How Malta taxes residents and non-doms in 2026
Maltese tax hinges on two things: whether you are resident, and whether you are domiciled. Residence is about where you live (more than 183 days in the calendar year, or from your arrival date if you move to settle). Domicile is your permanent home country, and it barely ever changes: a French or British national who moves to Malta stays domiciled abroad. That combination, resident but not domiciled, is what everyone means by non-dom, and it is the default outcome of an ordinary expat move. You do not apply for it. Only people who are both resident and domiciled in Malta, essentially Maltese nationals and rare long-term settlers, are taxed on worldwide income.
The calculator above covers both cases. Switch to worldwide resident if you are domiciled here and taxed on everything; stay on non-dom if you are a typical expat on the remittance basis. The bands are the same 2026 progressive rates published by the Malta Tax & Customs Administration; what differs is which income they apply to.
The remittance basis, in one table
For a non-dom, the question is never just how much you earn. It is where the income arises and whether you bring it into Malta.
| Type of income | Taxed in Malta? |
|---|---|
| Income arising in Malta (salary, local rent, local business) | Yes, at 0–35% |
| Foreign income you remit to Malta | Yes, at 0–35% |
| Foreign income you keep abroad | No |
| Foreign capital gains | No, even if remitted |
| Capital saved before you became resident | No (it is capital, not income) |
The foreign-capital-gains line surprises everyone: a non-dom can sell shares or property abroad and move the proceeds to a Maltese account with no Maltese tax on the gain. That is why the most useful piece of housekeeping before you move is boring but decisive, separate your accounts: keep pre-arrival savings (clean capital) apart from post-arrival foreign income, so any transfer into Malta is clearly one or the other. The personal tax guide goes through what does and doesn't count as a remittance.
The €5,000 minimum tax
The regime is not free. A resident non-dom whose foreign income reaches €35,000 in a year, and who doesn't bring all of it into Malta, pays a minimum of €5,000 in Maltese tax.
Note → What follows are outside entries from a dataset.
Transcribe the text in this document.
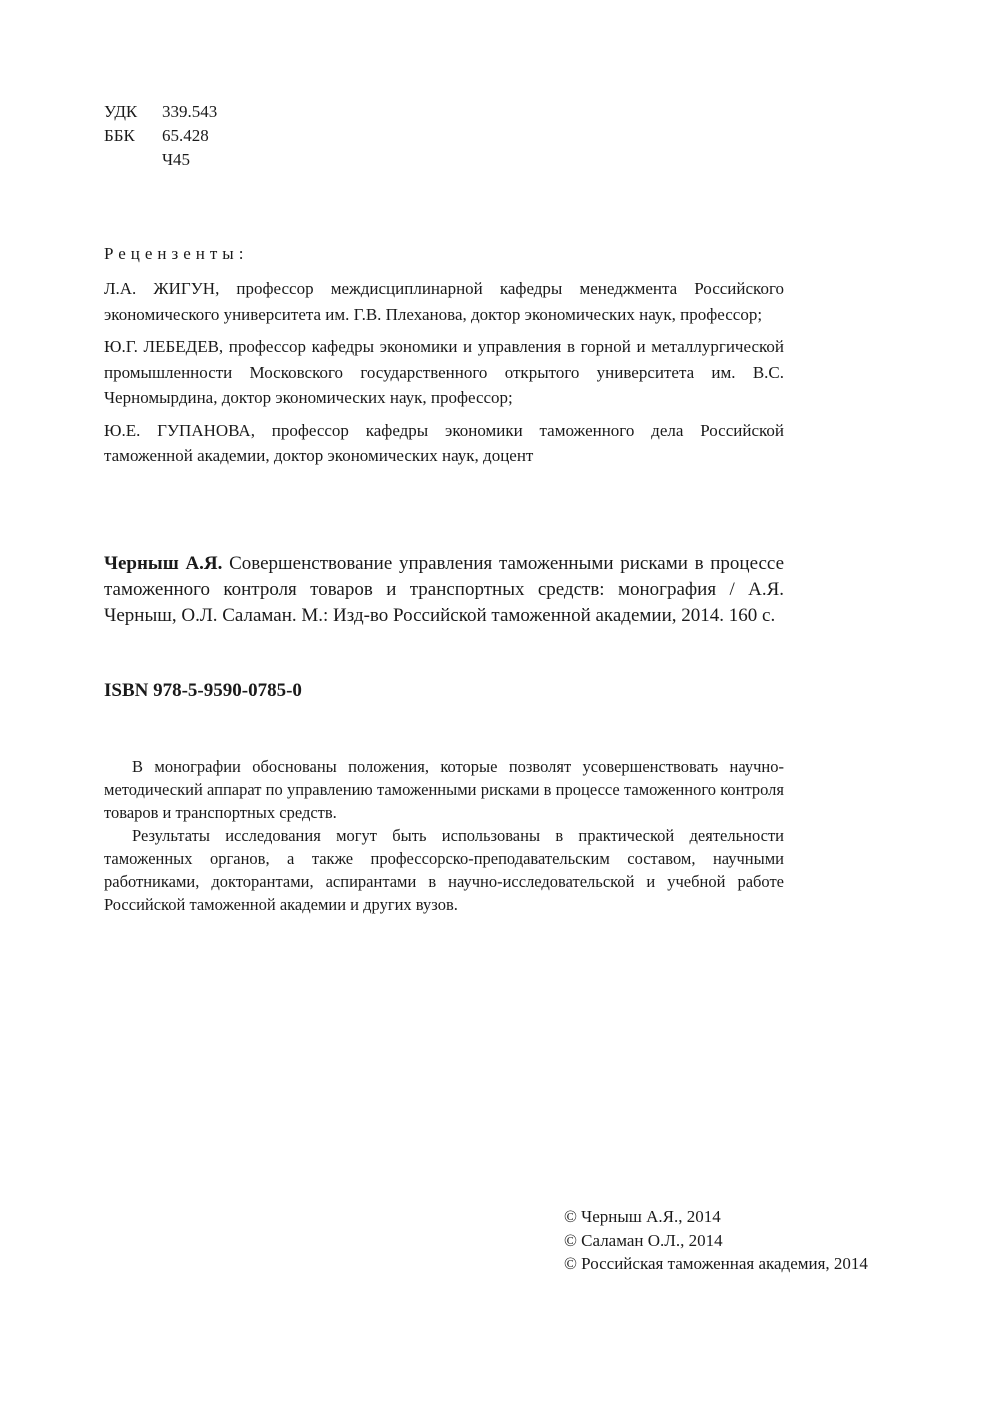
УДК	339.543
ББК	65.428
Ч45
Рецензенты:

Л.А. ЖИГУН, профессор междисциплинарной кафедры менеджмента Российского экономического университета им. Г.В. Плеханова, доктор экономических наук, профессор;

Ю.Г. ЛЕБЕДЕВ, профессор кафедры экономики и управления в горной и металлургической промышленности Московского государственного открытого университета им. В.С. Черномырдина, доктор экономических наук, профессор;

Ю.Е. ГУПАНОВА, профессор кафедры экономики таможенного дела Российской таможенной академии, доктор экономических наук, доцент

Черныш А.Я. Совершенствование управления таможенными рисками в процессе таможенного контроля товаров и транспортных средств: монография / А.Я. Черныш, О.Л. Саламан. М.: Изд-во Российской таможенной академии, 2014. 160 с.
ISBN 978-5-9590-0785-0

В монографии обоснованы положения, которые позволят усовершенствовать научно-методический аппарат по управлению таможенными рисками в процессе таможенного контроля товаров и транспортных средств.

Результаты исследования могут быть использованы в практической деятельности таможенных органов, а также профессорско-преподавательским составом, научными работниками, докторантами, аспирантами в научно-исследовательской и учебной работе Российской таможенной академии и других вузов.

© Черныш А.Я., 2014
© Саламан О.Л., 2014
© Российская таможенная академия, 2014
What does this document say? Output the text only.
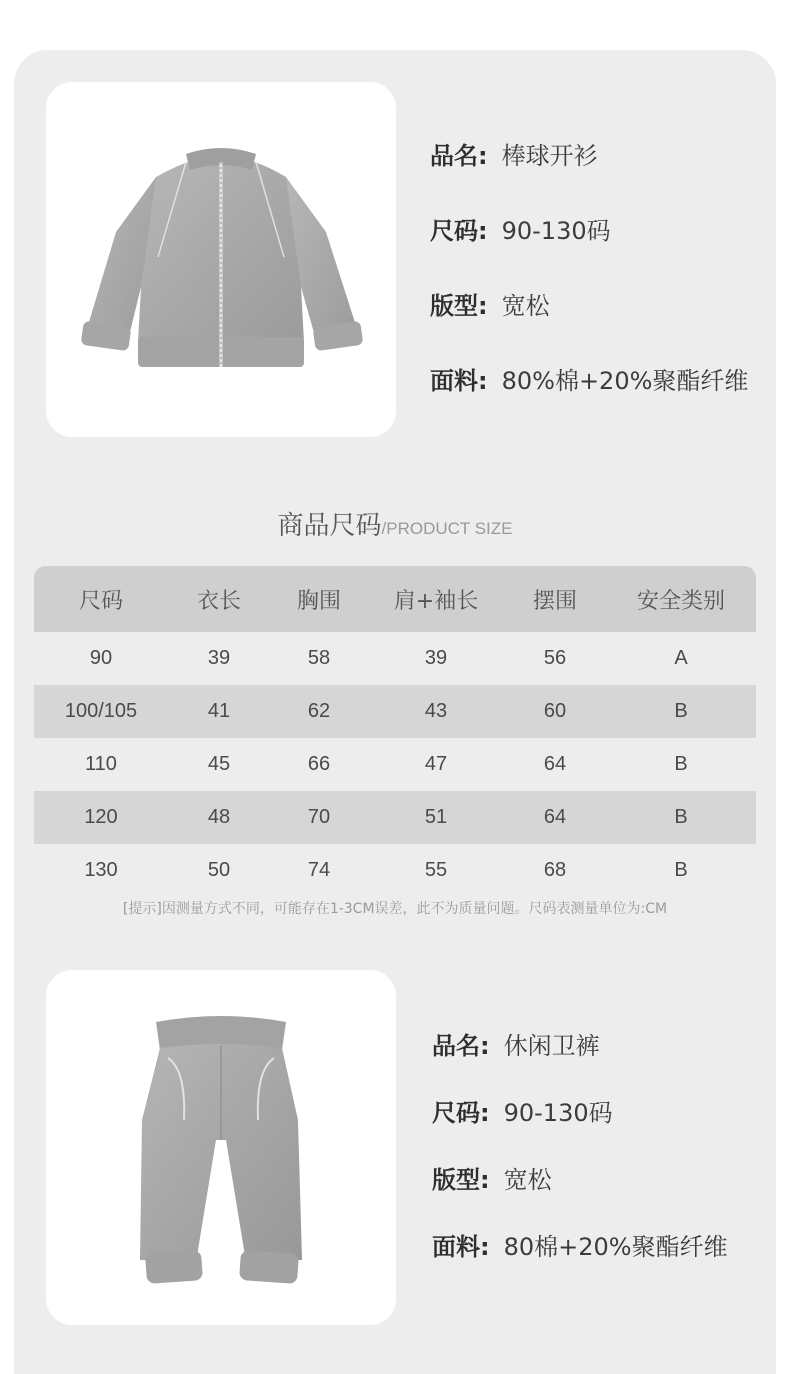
品名: 棒球开衫
尺码: 90-130码
版型: 宽松
面料: 80%棉+20%聚酯纤维
商品尺码/PRODUCT SIZE
尺码	衣长	胸围	肩+袖长	摆围	安全类别
90	39	58	39	56	A
100/105	41	62	43	60	B
110	45	66	47	64	B
120	48	70	51	64	B
130	50	74	55	68	B
[提示]因测量方式不同，可能存在1-3CM误差，此不为质量问题。尺码表测量单位为:CM
品名: 休闲卫裤
尺码: 90-130码
版型: 宽松
面料: 80棉+20%聚酯纤维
Tax you already pay on Maltese-source income counts toward that €5,000, so it behaves as a floor on your total Malta tax rather than an added charge; the calculator shows the minimum only when your normal tax falls below it. Two things stop it being an absolute floor: it can be reduced by double-taxation relief on foreign income already taxed abroad, and a non-dom can elect to be taxed on worldwide income instead when that comes to less than €5,000 (the calculator applies this cap, but not the relief). For married couples, the €35,000 threshold and the €5,000 minimum apply once, jointly, to the couple. If you remit all your foreign income, or it's below €35,000, there's no separate minimum and you simply pay normal rates on what's taxable.
Read as a price, €5,000 flat is a low cost of residence for a high earner keeping most income abroad. That, more than the headline 35% rate, is what draws internationally mobile people to Malta. People on one of the special residence programmes sit outside this rule because those carry their own, higher minimums.
Resident vs non-dom: a worked comparison
Take someone with a €30,000 Maltese salary and €40,000 of foreign investment income. As a non-dom keeping the foreign income abroad, they pay tax on the €30,000 (about €4,100), topped up to the €5,000 minimum because the foreign income clears €35,000: €5,000 total. If instead they were domiciled and taxed on the full €70,000 worldwide, the bill would be roughly €15,100. Same income, very different outcome, entirely down to domicile and where the money sits. Run your own figures in both modes above.
What this calculator doesn't do
It is a teaching tool, not a tax return. It doesn't apply double-taxation relief for foreign tax already paid, the special 15% programmes (Global Residence, Malta Retirement Programme, highly-qualified-persons rules), the Nomad Residence Permit's flat 10%, or the precise treatment of specific income types. For a pension-focused plan see the retirement in Malta guide ; for company income, the corporate tax guide . When real money is at stake, get the specifics checked by an advisor.
Frequently asked questions
What is the non-dom tax regime in Malta?
It is the remittance basis of taxation that applies to residents who are not domiciled in Malta. You pay Maltese tax on income arising in Malta and on foreign income you bring into Malta, but not on foreign income you keep abroad, and not on foreign capital gains even if you remit them. Most expats are non-doms by default without applying for anything.
What is the €5,000 minimum tax for non-doms?
A resident non-dom whose foreign income is 35,000 EUR or more in a year, and who does not remit all of it, pays a minimum of 5,000 EUR in Maltese tax. Tax you already pay on Maltese-source income counts toward the 5,000 EUR, so it is a floor on your total Malta tax, not an extra charge. It is not absolute: it can be reduced by double-taxation relief, or by electing to be taxed on worldwide income when that costs less. Married couples share one 35,000 EUR threshold and one 5,000 EUR minimum.
Does Malta tax foreign income?
Only if you are domiciled in Malta, or if you are a non-dom and bring the foreign income into Malta. A resident non-dom who leaves foreign income in a foreign account pays no Maltese tax on it. Foreign capital gains are never taxed for a non-dom, even when the money is transferred to a Maltese bank account.
Am I a tax resident in Malta?
You become tax resident if you spend more than 183 days in Malta in a calendar year, or from your arrival date if you move intending to settle here. Tax residence is about days and substance (a lease, utility bills, local ties), while domicile is your permanent home country, which does not change just because you live in Malta.
What counts as remitting income to Malta?
Bringing foreign income into Malta in any form: transferring it to a Maltese bank account, receiving it there, paying for something in Malta with a foreign card funded by that income, or settling a Maltese bill with it. The practical fix is to keep pre-arrival capital and post-arrival income in separate accounts so a transfer is clearly one or the other.
How much tax does a non-dom actually pay in Malta?
It depends entirely on your Maltese income and how much foreign income you remit. Someone with a modest Maltese salary who keeps investment income abroad often pays just the 5,000 EUR minimum. Someone drawing most of their income into Malta pays normal progressive rates of 0% to 35% on the total. The calculator above shows your figure for both situations.